Também lhe causou certo espanto o
extraordinário número de barcos a motor - palhabotes de dois e três mastros - pertencentes a países nórdicos e
ainda os muitos e grandes veleiros franceses - lugres e patachos - pescando ao troley, que sulcavam aqueles mares, tão calmos,
frios e brilhantes.
O Capitão dum desses «Trolers»
deu a informação de que não havia ventos contra a
praia, pois que os rumos predominantes eram o sudoeste e
o nordeste.
Nestas circunstâncias, pôde o «Santa
Joana» aproximar-se da costa, que era muito feia, alta
e escarpada, e pescar aí grandes quantidades de
bacalhau.
Foi nesta altura que muitos esquimós,
ainda jovens, e vestidos com os seus trajos característicos,
visitaram o navio, trocando peles de foca, de arminho,
de urso e de raposa branca por café, chá e aguardente.
Estes jovens - rapazes e raparigas - que, com muita arte e ligeireza, se
dedicavam também à faina da pesca, eram tripulantes
dumas pequenas lanchas que, todos os dias, saíam dos
estreitos e perigosos portos da Gronelândia.
Apesar de tudo, no dia 5 de Agosto,
como o peixe começasse a escassear, resolveu o Capitão
procurar outro pesqueiro, mais ao norte, onde em menos
tempo, pudesse completar o carregamento.
«Aos seis dias do mês de Agosto de
mil novecentos e trinta e um, pelas seis horas, começámos
a suspender a amarra e, pelas sete horas, fizemo-nos
à vela, com todo o pano largo, ao rumo NNE com vento SW
e tempo de chuva e nevoeiro.
No dia 7 pelas três horas, ancorou
o navio no baeco «Lille Helefisk» na seguinte posição:
lat. 65.00 N e long. 53.00W».
Arriados os dóris, em pouco tempo
estes regressaram ao lugre, completamente carregados e,
num abrir e fechar de olhos, todo o convés ficou
inundado de peixe.
Sob o vigilante e atento olhar do
capitão, começa, imediatamente o árduo e exaustivo
trabalho da escala e da salga, que se prolonga por
muitas horas.
O esforço que os homens despendem não
tem limites, mas a disposição é boa, porque
compreendem que uma nova era de prosperidade se vai
abrir para a arrojada e, até ali, tão desprotegida
classe dos pescadores bacalhoeiros.
E a campanha prolonga-se até ao dia
seis de Setembro, sempre com os mesmos perigos, os
mesmos trabalhos, as mesmas saudades.
Todavia, no dia seguinte, quando
todas as panas estão atolhadas e no porão não cabe
mais nada; quando já não há outro sítio onde salgar
bacalhau; quando o convés está debaixo de água e o
navio não tem posse para mais carga, o Capitão, depois
de tudo bem acautelado - as escotilhas devidamente cobertas
e pregadas e os botes piados com segurança - manda içar, bem a tope, no mastro da mesena, a bandeira
nacional e escreve no «Diário de Bordo»:
«Aos sete dias do mês de Setembro
de mil novecentos e trinta e um, estando o lugre português
«Santa Joana» ancorado no banco Lille Hellefisk, por
ter completado o seu carregamento de bacalhau, foi dada
por finda a campanha de pesca».
Pelas seis horas o Capitão mandou
virar a amarra, para
seguir viagem para Portugal,
com destino
a Aveiro.
Pelas sete horas fizemo-nos de vela,
com todo o pano largo, ao rumo SE4 1/2 S.

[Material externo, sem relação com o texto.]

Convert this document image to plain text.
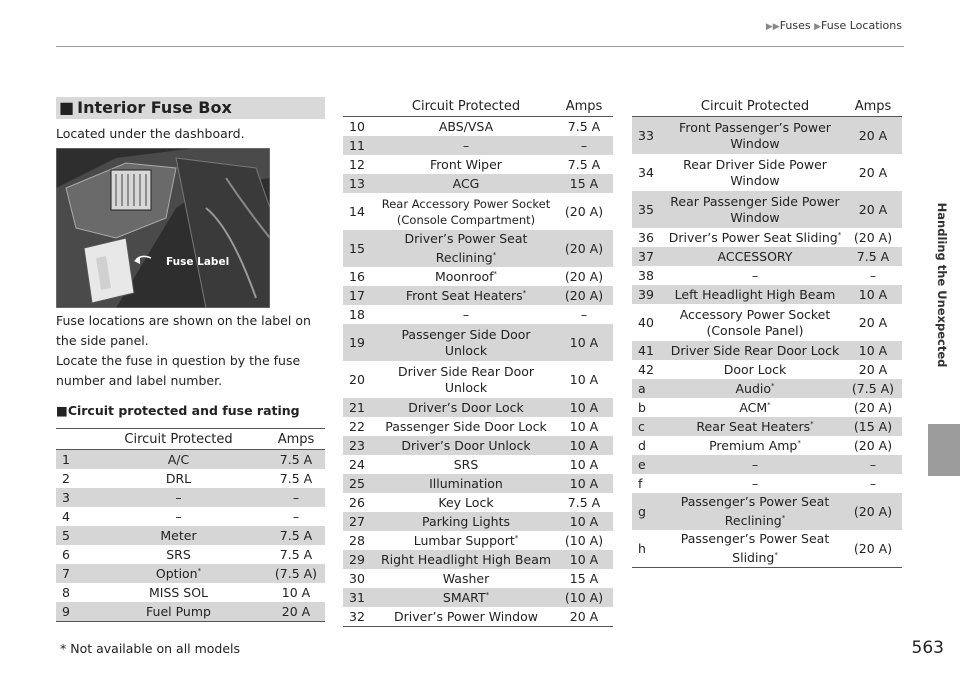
▶▶Fuses ▶Fuse Locations
Handling the Unexpected
■ Interior Fuse Box
Located under the dashboard.
Fuse Label
Fuse locations are shown on the label on
the side panel.
Locate the fuse in question by the fuse
number and label number.
■Circuit protected and fuse rating
	Circuit Protected	Amps
1	A/C	7.5 A
2	DRL	7.5 A
3	–	–
4	–	–
5	Meter	7.5 A
6	SRS	7.5 A
7	Option*	(7.5 A)
8	MISS SOL	10 A
9	Fuel Pump	20 A
	Circuit Protected	Amps
10	ABS/VSA	7.5 A
11	–	–
12	Front Wiper	7.5 A
13	ACG	15 A
14	Rear Accessory Power Socket
(Console Compartment)	(20 A)
15	Driver’s Power Seat
Reclining*	(20 A)
16	Moonroof*	(20 A)
17	Front Seat Heaters*	(20 A)
18	–	–
19	Passenger Side Door
Unlock	10 A
20	Driver Side Rear Door
Unlock	10 A
21	Driver’s Door Lock	10 A
22	Passenger Side Door Lock	10 A
23	Driver’s Door Unlock	10 A
24	SRS	10 A
25	Illumination	10 A
26	Key Lock	7.5 A
27	Parking Lights	10 A
28	Lumbar Support*	(10 A)
29	Right Headlight High Beam	10 A
30	Washer	15 A
31	SMART*	(10 A)
32	Driver’s Power Window	20 A
	Circuit Protected	Amps
33	Front Passenger’s Power
Window	20 A
34	Rear Driver Side Power
Window	20 A
35	Rear Passenger Side Power
Window	20 A
36	Driver’s Power Seat Sliding*	(20 A)
37	ACCESSORY	7.5 A
38	–	–
39	Left Headlight High Beam	10 A
40	Accessory Power Socket
(Console Panel)	20 A
41	Driver Side Rear Door Lock	10 A
42	Door Lock	20 A
a	Audio*	(7.5 A)
b	ACM*	(20 A)
c	Rear Seat Heaters*	(15 A)
d	Premium Amp*	(20 A)
e	–	–
f	–	–
g	Passenger’s Power Seat
Reclining*	(20 A)
h	Passenger’s Power Seat
Sliding*	(20 A)
* Not available on all models	563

«Deus nos leve a salvamento.»
Quando, nos princípios de Outubro,
os quatro lugres, que pescaram nos bancos da Gronelândia,
chegaram a Portugal e demandaram os seus portos de
armamento, houve grande alvoroço e muito regozijo entre
as classes ligadas às actividades piscatórias.
É que, de todos os veleiros que,
nesse ano de 1931, foram à pesca do bacalhau, apenas
aqueles quatro - três deles pertencentes à Empresa
de Pesca de Aveiro e o outro à empresa de Pesca de
Viana do Castelo - conseguiram carregamentos
completos.
Em face destes resultados tão
auspiciosos, imediatamente os restantes armadores
resolverem mandar preparar os seus navios, para que a
próxima campanha fosse exercida nos mares frios de
Gronelândia.
Daí em diante, os carregamentos
foram sempre mais ou menos compensadores, o que fez com
que esta indústria - agora também orientada e
grandemente auxiliada pelo Grémio dos Armadores - se tornasse maior, mais rica e mais progressiva.
É bom pois, que não sejam
esquecidos aqueles quatro arrojados capitães e suas
destemidas tripulações, bem como os armadores dos
referidos navios, particularmente o Gerente da Empresa
de Pesca de Aveiro, senhor Egas da Silva Salgueiro que,
com a sua grande visão e iniciativa, muito contribuiu
para o incremento e prosperidade da Indústria
Bacalhoeira.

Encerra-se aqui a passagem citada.